How a Bill Becomes Law
1. Introduction of Bills
Only legislators may introduce bills. After a bill is introduced, it is printed and sent to a committee for a hearing.
2. Committee Action
At the committee hearing, citizens may appear and give their views for or against a bill. The committee may recommend that a bill "do pass" or "do not pass".
3. Three Readings
Each bill must be read by title on 3 different days in both the House and Senate before it is passed. In practice, the readings mark key stages in the movement of a bill from introduction to passage.
4. Amendments to Bills
When a bill is called for its second reading, amendments (changes in wording) previously approved by a standing committee, are adopted. Amendments can be offered by any member, but are usually referred to a standing committee for consideration.
5. Passage of Bills
When a bill is called for its third reading, it is voted on for passage. A roll call vote is required, and majority of the members elected must vote "Yes" to pass a bill; 30 votes in the Senate; 60 votes in the House
6. Governor's Action
Before a bill becomes law, it must be presented to the Governor. He may sign a bill into law or send it back to the legislature for changes. He also may veto or reduce an appropriation item, or he may veto the entire bill.

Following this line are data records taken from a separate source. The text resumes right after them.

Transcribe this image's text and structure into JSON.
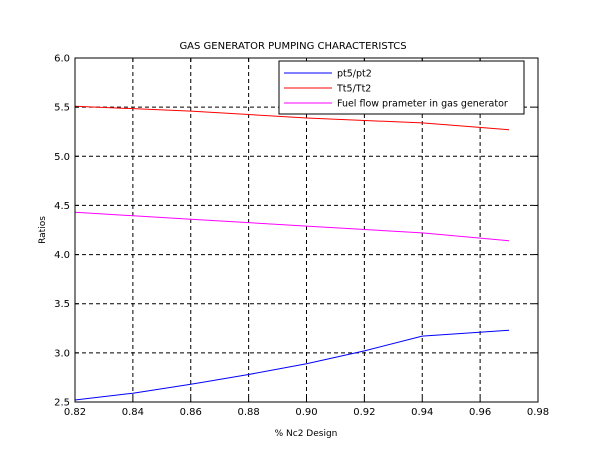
{
  "chart_data": {
    "type": "line",
    "title": "GAS GENERATOR PUMPING CHARACTERISTCS",
    "xlabel": "% Nc2 Design",
    "ylabel": "Ratios",
    "xlim": [
      0.82,
      0.98
    ],
    "ylim": [
      2.5,
      6.0
    ],
    "x_ticks": [
      "0.82",
      "0.84",
      "0.86",
      "0.88",
      "0.90",
      "0.92",
      "0.94",
      "0.96",
      "0.98"
    ],
    "y_ticks": [
      "2.5",
      "3.0",
      "3.5",
      "4.0",
      "4.5",
      "5.0",
      "5.5",
      "6.0"
    ],
    "grid": true,
    "grid_style": "dashed",
    "legend_position": "top-right",
    "series": [
      {
        "name": "pt5/pt2",
        "color": "#0000ff",
        "x": [
          0.82,
          0.84,
          0.86,
          0.88,
          0.9,
          0.92,
          0.94,
          0.97
        ],
        "y": [
          2.52,
          2.59,
          2.68,
          2.78,
          2.89,
          3.02,
          3.17,
          3.23
        ]
      },
      {
        "name": "Tt5/Tt2",
        "color": "#ff0000",
        "x": [
          0.82,
          0.86,
          0.9,
          0.94,
          0.97
        ],
        "y": [
          5.51,
          5.46,
          5.39,
          5.34,
          5.27
        ]
      },
      {
        "name": "Fuel flow prameter in gas generator",
        "color": "#ff00ff",
        "x": [
          0.82,
          0.86,
          0.9,
          0.94,
          0.97
        ],
        "y": [
          4.43,
          4.36,
          4.29,
          4.22,
          4.14
        ]
      }
    ]
  }
}
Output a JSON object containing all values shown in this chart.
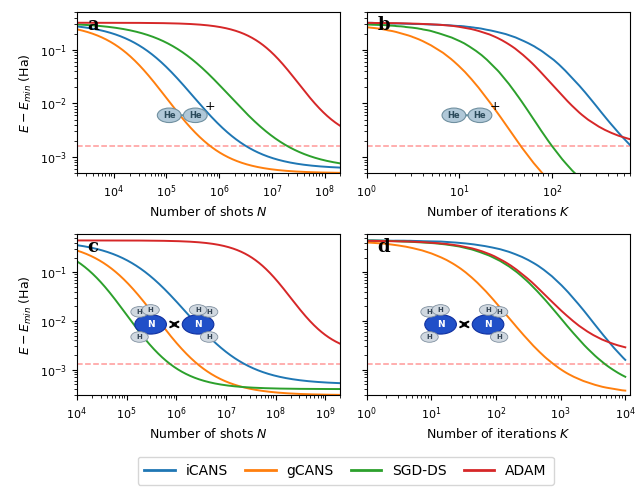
{
  "colors": {
    "iCANS": "#1f77b4",
    "gCANS": "#ff7f0e",
    "SGD-DS": "#2ca02c",
    "ADAM": "#d62728"
  },
  "dashed_color": "#ff9999",
  "dashed_value_a": 0.0016,
  "dashed_value_b": 0.0016,
  "dashed_value_c": 0.0013,
  "dashed_value_d": 0.0013,
  "panel_a": {
    "xlim": [
      2000,
      200000000.0
    ],
    "ylim": [
      0.0005,
      0.5
    ],
    "xlabel": "Number of shots $N$",
    "ylabel": "$E - E_{min}$ (Ha)",
    "label": "a",
    "yticks": [
      0.001,
      0.01,
      0.1
    ]
  },
  "panel_b": {
    "xlim": [
      1,
      700
    ],
    "ylim": [
      0.0005,
      0.5
    ],
    "xlabel": "Number of iterations $K$",
    "ylabel": "",
    "label": "b"
  },
  "panel_c": {
    "xlim": [
      10000.0,
      2000000000.0
    ],
    "ylim": [
      0.0003,
      0.6
    ],
    "xlabel": "Number of shots $N$",
    "ylabel": "$E - E_{min}$ (Ha)",
    "label": "c",
    "yticks": [
      0.001,
      0.01,
      0.1
    ]
  },
  "panel_d": {
    "xlim": [
      1,
      12000.0
    ],
    "ylim": [
      0.0003,
      0.6
    ],
    "xlabel": "Number of iterations $K$",
    "ylabel": "",
    "label": "d"
  },
  "legend_labels": [
    "iCANS",
    "gCANS",
    "SGD-DS",
    "ADAM"
  ],
  "figsize": [
    6.4,
    4.94
  ],
  "dpi": 100
}
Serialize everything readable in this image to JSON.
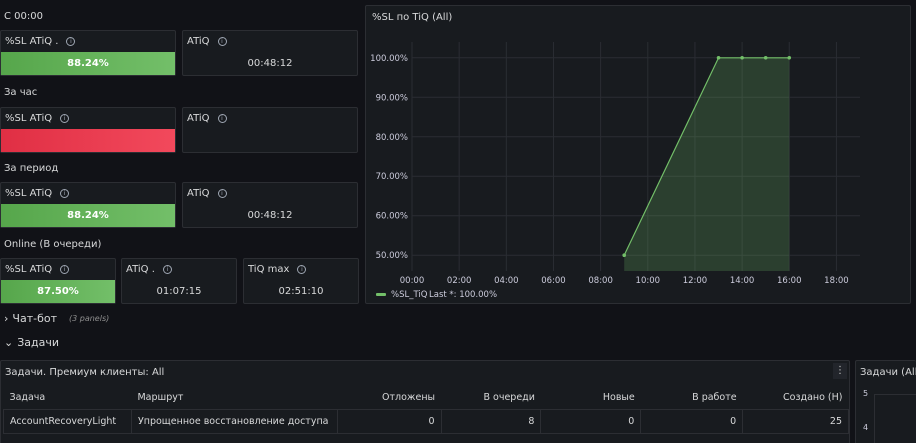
{
  "rows": {
    "since_midnight": "С 00:00",
    "hour": "За час",
    "period": "За период",
    "online": "Online (В очереди)"
  },
  "stats": {
    "r1_sl": {
      "title": "%SL ATiQ .",
      "value": "88.24%"
    },
    "r1_atiq": {
      "title": "ATiQ",
      "value": "00:48:12"
    },
    "r2_sl": {
      "title": "%SL ATiQ",
      "value": ""
    },
    "r2_atiq": {
      "title": "ATiQ",
      "value": ""
    },
    "r3_sl": {
      "title": "%SL ATiQ",
      "value": "88.24%"
    },
    "r3_atiq": {
      "title": "ATiQ",
      "value": "00:48:12"
    },
    "r4_sl": {
      "title": "%SL ATiQ",
      "value": "87.50%"
    },
    "r4_atiq": {
      "title": "ATiQ .",
      "value": "01:07:15"
    },
    "r4_tiq": {
      "title": "TiQ max",
      "value": "02:51:10"
    }
  },
  "colors": {
    "green": "#73bf69",
    "red": "#f2495c",
    "series": "#73bf69"
  },
  "chart_data": {
    "type": "area",
    "title": "%SL по TiQ (All)",
    "x_ticks": [
      "00:00",
      "02:00",
      "04:00",
      "06:00",
      "08:00",
      "10:00",
      "12:00",
      "14:00",
      "16:00",
      "18:00"
    ],
    "y_ticks": [
      "50.00%",
      "60.00%",
      "70.00%",
      "80.00%",
      "90.00%",
      "100.00%"
    ],
    "xlim": [
      "00:00",
      "19:00"
    ],
    "ylim": [
      46,
      104
    ],
    "grid": true,
    "series": [
      {
        "name": "%SL_TiQ",
        "x": [
          "09:00",
          "13:00",
          "14:00",
          "15:00",
          "16:00"
        ],
        "y": [
          50,
          100,
          100,
          100,
          100
        ]
      }
    ],
    "legend": {
      "name": "%SL_TiQ",
      "stat": "Last *: 100.00%",
      "placement": "bottom-left"
    }
  },
  "sections": {
    "chatbot": {
      "label": "Чат-бот",
      "note": "(3 panels)"
    },
    "tasks": {
      "label": "Задачи"
    }
  },
  "tasks_panel": {
    "title": "Задачи. Премиум клиенты: All",
    "menu": "⋮",
    "columns": [
      "Задача",
      "Маршрут",
      "Отложены",
      "В очереди",
      "Новые",
      "В работе",
      "Создано (H)"
    ],
    "rows": [
      [
        "AccountRecoveryLight",
        "Упрощенное восстановление доступа",
        "0",
        "8",
        "0",
        "0",
        "25"
      ]
    ]
  },
  "side_panel": {
    "title": "Задачи (All)",
    "y_ticks": [
      "5",
      "4"
    ]
  }
}
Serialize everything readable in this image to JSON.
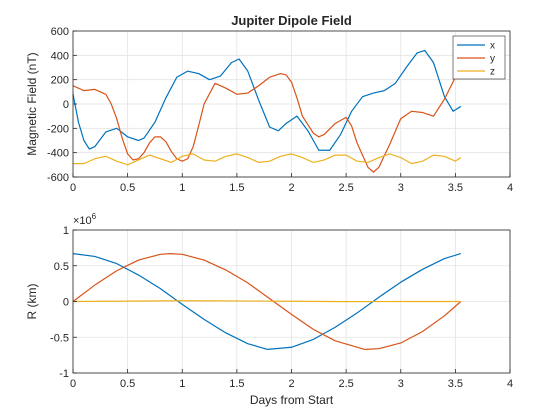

7. Override of Governor's Vetoes
The legislature may agree or disagree with the Governor's changes or veto of bills. If the legislature disagrees, it has the power to override the Governor's changes.
Witness slips are an important part of the legislative process. These let your elected officials know your official stance on a bill once it's assigned to a committee.
Witness slips can only be filed once a bill has been assigned to a committee. They represent your stance on a bill as if you were at the hearing.